Selon des études de Lawrence Berkeley et Harvard, un taux de CO₂ supérieur à 1 000 ppm dégrade significativement les capacités cognitives. Or, une salle de réunion fermée atteint ce seuil en moins d'une heure, selon l'auteur Mike Bowler, coach agile.
Mike Bowler, coach agile, alerte sur un facteur souvent ignoré dans les réunions d'équipe : la qualité de l'air. Équipé d'un moniteur portable Aranet4, il a mesuré des taux de CO₂ atteignant 2 143 ppm dans des salles de réunion fermées, alors que l'air extérieur se situe autour de 400 ppm.

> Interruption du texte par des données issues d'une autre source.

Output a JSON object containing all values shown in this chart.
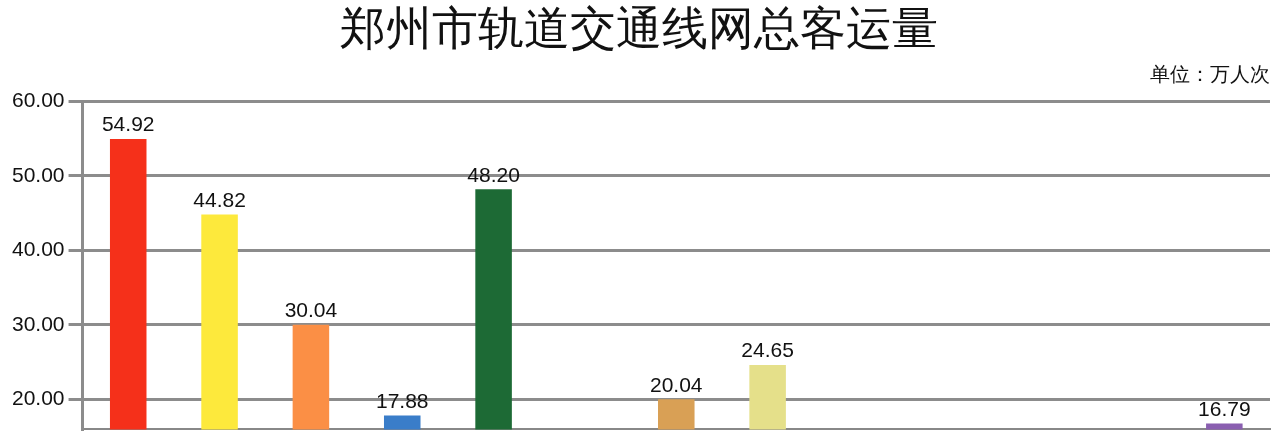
{
  "chart_data": {
    "type": "bar",
    "title": "郑州市轨道交通线网总客运量",
    "subtitle": "单位：万人次",
    "categories": [
      null,
      null,
      null,
      null,
      null,
      null,
      null,
      null,
      null,
      null,
      null,
      null,
      null
    ],
    "values": [
      54.92,
      44.82,
      30.04,
      17.88,
      48.2,
      null,
      20.04,
      24.65,
      null,
      null,
      null,
      null,
      16.79
    ],
    "value_labels": [
      "54.92",
      "44.82",
      "30.04",
      "17.88",
      "48.20",
      null,
      "20.04",
      "24.65",
      null,
      null,
      null,
      null,
      "16.79"
    ],
    "colors": [
      "#f5301a",
      "#fde93c",
      "#fb8f45",
      "#3a7dc9",
      "#1d6a35",
      "#999999",
      "#d9a055",
      "#e5e08a",
      "#999999",
      "#999999",
      "#999999",
      "#999999",
      "#8a5fb0"
    ],
    "ylim": [
      16,
      60
    ],
    "yticks": [
      {
        "value": 20,
        "label": "20.00"
      },
      {
        "value": 30,
        "label": "30.00"
      },
      {
        "value": 40,
        "label": "40.00"
      },
      {
        "value": 50,
        "label": "50.00"
      },
      {
        "value": 60,
        "label": "60.00"
      }
    ],
    "grid": "y",
    "legend": false
  }
}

Des chercheurs du Lawrence Berkeley National Laboratory ont montré qu'à 1 000 ppm, les performances chutent significativement sur six des neuf indicateurs de prise de décision testés, comparé à une référence de 600 ppm. À 2 500 ppm, sept indicateurs sur neuf tombent dans une zone qualifiée de « dysfonctionnelle ». Une étude de Harvard confirme ces résultats, signalant les baisses les plus importantes dans des domaines clés : stratégie, planification et traitement de l'information sous pression.
Selon Bowler, le problème touche aussi les télétravailleurs dans de petits bureaux fermés. Il rapporte avoir testé un immeuble de bureau vanté pour sa qualité d'air supérieure, et y avoir relevé des niveaux problématiques, notamment dans les salles de réunion. Sa recommandation : mesurer le CO₂ avec un capteur (moins cher qu'une heure de réunion) et simplement ouvrir une fenêtre.